Can a “Peknga” Pancake Economy Jumpstart Grassroots Empowerment from MyKasih’s RM100?

By Dr Rahim Said

Last week we explored how the poor stretched their MyKasih RM100 to survive. This week, we see something more powerful: how RM100, in the right hands, can spark dignity, pride, and growth.

Consider the makers of peknga, as the milk (coconut and dairy)-infused pancake is known in Kedah lingo. It’s also called Lempeng Kelapa in Kelantan and Terengganu.

With nothing more than flour, milk, santan (coconut milk), sugar, and a hot griddle, this weekend entrepreneur turns RM100 into a thriving micro-business. The breakdown is simple but inspiring.

A 10kg bag of flour costs RM32. Three cartons of milk add up to RM18. Two kg of santan come to RM30. A kg of sugar is RM2.85. Salt is often given freely by neighbours. In all, the start-up capital is just RM85—well within the RM100 MyKasih aid.

From that, the magic begins. One kg of flour makes about 20 pieces of peknga, each sold at RM2. With 10 kg of flour, the stall produces 200 pieces every morning.

By eleven o’clock, the pekngaare gone, leaving RM400 in sales. Work three mornings a week—Friday through Sunday—and the total reaches RM1,200. That is not survival money. That is a pathway out of dependency.

Step into the lane where the peknga stall sits, and the story comes alive. By dawn, the air is thick with the smell of coconut milk and flour crisping on the griddle. The sizzling sound draws neighbours from their homes. Customers line up with folded RM5 notes, waiting for their warm, fragrant peknga wrapped in paper.
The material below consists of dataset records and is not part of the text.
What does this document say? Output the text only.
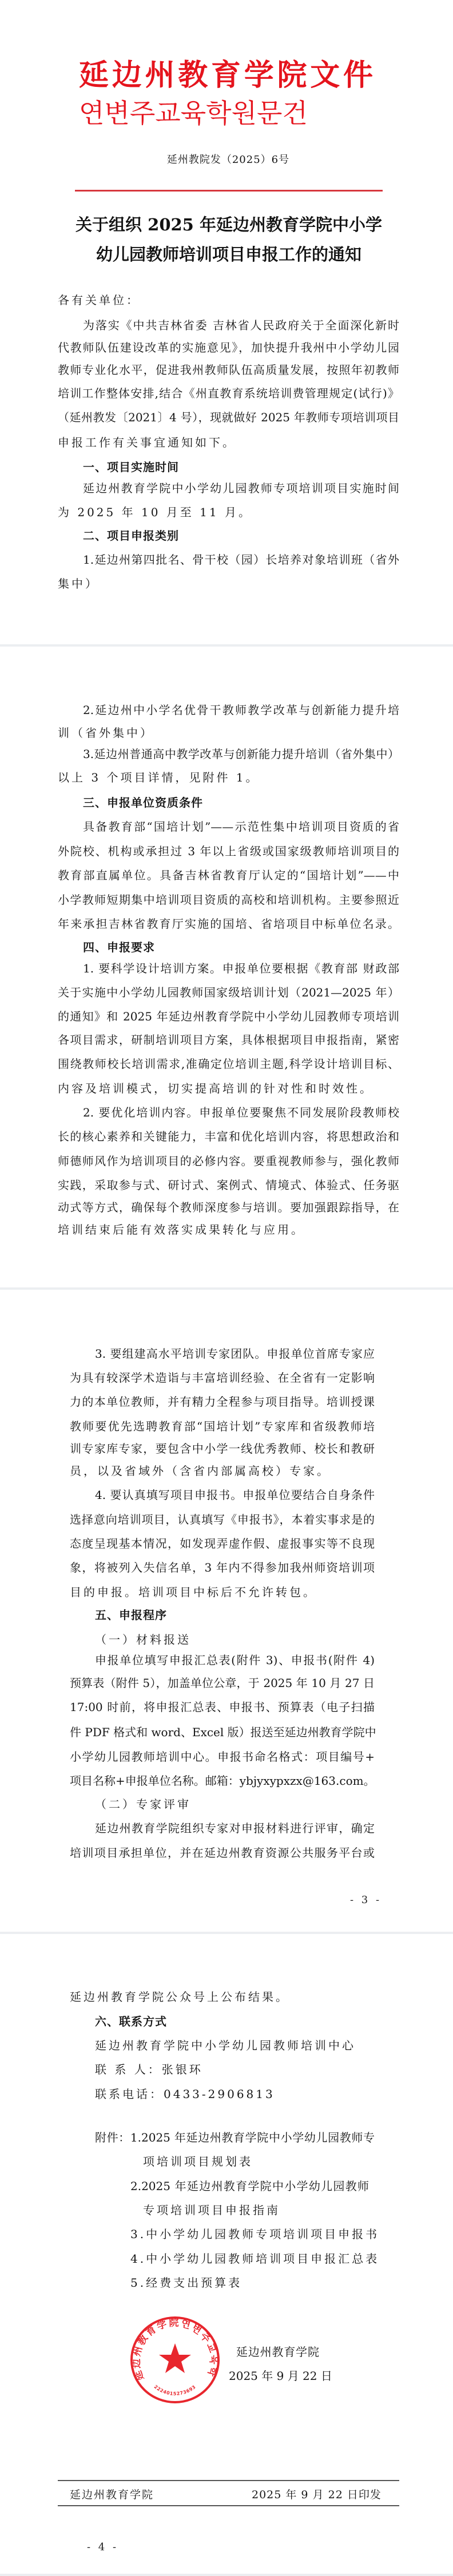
延边州教育学院文件
연변주교육학원문건
延州教院发（2025）6号
关于组织 2025 年延边州教育学院中小学
幼儿园教师培训项目申报工作的通知
各有关单位：
为落实《中共吉林省委 吉林省人民政府关于全面深化新时
代教师队伍建设改革的实施意见》，加快提升我州中小学幼儿园
教师专业化水平，促进我州教师队伍高质量发展，按照年初教师
培训工作整体安排,结合《州直教育系统培训费管理规定(试行)》
（延州教发〔2021〕4 号），现就做好 2025 年教师专项培训项目
申报工作有关事宜通知如下。
一、项目实施时间
延边州教育学院中小学幼儿园教师专项培训项目实施时间
为 2025 年 10 月至 11 月。
二、项目申报类别
1.延边州第四批名、骨干校（园）长培养对象培训班（省外
集中）
2.延边州中小学名优骨干教师教学改革与创新能力提升培
训（省外集中）
3.延边州普通高中教学改革与创新能力提升培训（省外集中）
以上 3 个项目详情，见附件 1。
三、申报单位资质条件
具备教育部“国培计划”——示范性集中培训项目资质的省
外院校、机构或承担过 3 年以上省级或国家级教师培训项目的
教育部直属单位。具备吉林省教育厅认定的“国培计划”——中
小学教师短期集中培训项目资质的高校和培训机构。主要参照近
年来承担吉林省教育厅实施的国培、省培项目中标单位名录。
四、申报要求
1. 要科学设计培训方案。申报单位要根据《教育部 财政部
关于实施中小学幼儿园教师国家级培训计划（2021—2025 年）
的通知》和 2025 年延边州教育学院中小学幼儿园教师专项培训
各项目需求，研制培训项目方案，具体根据项目申报指南，紧密
围绕教师校长培训需求,准确定位培训主题,科学设计培训目标、
内容及培训模式，切实提高培训的针对性和时效性。
2. 要优化培训内容。申报单位要聚焦不同发展阶段教师校
长的核心素养和关键能力，丰富和优化培训内容，将思想政治和
师德师风作为培训项目的必修内容。要重视教师参与，强化教师
实践，采取参与式、研讨式、案例式、情境式、体验式、任务驱
动式等方式，确保每个教师深度参与培训。要加强跟踪指导，在
培训结束后能有效落实成果转化与应用。
3. 要组建高水平培训专家团队。申报单位首席专家应
为具有较深学术造诣与丰富培训经验、在全省有一定影响
力的本单位教师，并有精力全程参与项目指导。培训授课
教师要优先选聘教育部“国培计划”专家库和省级教师培
训专家库专家，要包含中小学一线优秀教师、校长和教研
员，以及省域外（含省内部属高校）专家。
4. 要认真填写项目申报书。申报单位要结合自身条件
选择意向培训项目，认真填写《申报书》，本着实事求是的
态度呈现基本情况，如发现弄虚作假、虚报事实等不良现
象，将被列入失信名单，3 年内不得参加我州师资培训项
目的申报。培训项目中标后不允许转包。
五、申报程序
（一）材料报送
申报单位填写申报汇总表(附件 3)、申报书(附件 4)
预算表（附件 5），加盖单位公章，于 2025 年 10 月 27 日
17:00 时前，将申报汇总表、申报书、预算表（电子扫描
件 PDF 格式和 word、Excel 版）报送至延边州教育学院中
小学幼儿园教师培训中心。申报书命名格式：项目编号+
项目名称+申报单位名称。邮箱：ybjyxypxzx@163.com。
（二）专家评审
延边州教育学院组织专家对申报材料进行评审，确定
培训项目承担单位，并在延边州教育资源公共服务平台或
- 3 -
延边州教育学院公众号上公布结果。
六、联系方式
延边州教育学院中小学幼儿园教师培训中心
联 系 人：张银环
联系电话：0433-2906813
附件：1.2025 年延边州教育学院中小学幼儿园教师专
项培训项目规划表
2.2025 年延边州教育学院中小学幼儿园教师
专项培训项目申报指南
3.中小学幼儿园教师专项培训项目申报书
4.中小学幼儿园教师培训项目申报汇总表
5.经费支出预算表
延边州教育学院연변주교육학
2224015273693
延边州教育学院
2025 年 9 月 22 日
延边州教育学院	2025 年 9 月 22 日印发
- 4 -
Behind the griddle, husband and wife work side by side, batter in one hand and spatula in the other. Their children help pack, passing on not just food but the lesson that hard work can create abundance.

What looks like a humble pancake is, in truth, an economic blueprint. If one stall can do it, why not 10? Why not a cooperative of peknga makers pooling resources, sharing supplies, and reaching larger markets?

Imagine community kitchens in low-cost flats and kampungs, where families use MyKasih as seed capital to start businesses. Imagine neighbourhood bazaars alive with vendors, each turning RM100 of aid into hundreds more.

But why stop there? The peknga model has potential to scale. From roadside stalls to food trucks. From weekend sales to weekday catering. From hand-wrapped pieces to branded packs on supermarket shelves.

With Malaysia’s love for street food and the world’s appetite for authentic flavours, peknga could even travel abroad as our very own kampung pancake—joining roti canai and frozen prata as an export success.

But beyond numbers and scaling lies something more profound: dignity. The peknga makers did not see RM100 as a ceiling. They saw it as a beginning. They did not wait for grand committees or complicated policies. They acted.

And in doing so, they turned a welfare token into a foundation of self-respect and resilience.

This is the real story of the MyKasih aid. Not handouts that vanish in days, but opportunities that spark hope. Not dependency, but creativity. Not pity, but pride.

So here lies the challenge: what if policymakers and NGOs recognised this potential? Instead of endless debates over aid mechanisms, why not channel resources into micro-enterprise training, community kitchens, shared equipment, and small business support? One griddle can lift a family. Ten can lift a community. A thousand can reshape the grassroots economy.


The peknga makers’ story shows us what Malaysia’s poor have always known: survival is an art, and enterprise is born of necessity.

When given even the smallest chance, they will innovate, adapt, and succeed. The role of government and society is not to hand out fish endlessly, but to equip more people with rods, nets, and ponds.

Because sometimes, all it takes is a little flour, a dash of santan, and the courage to begin.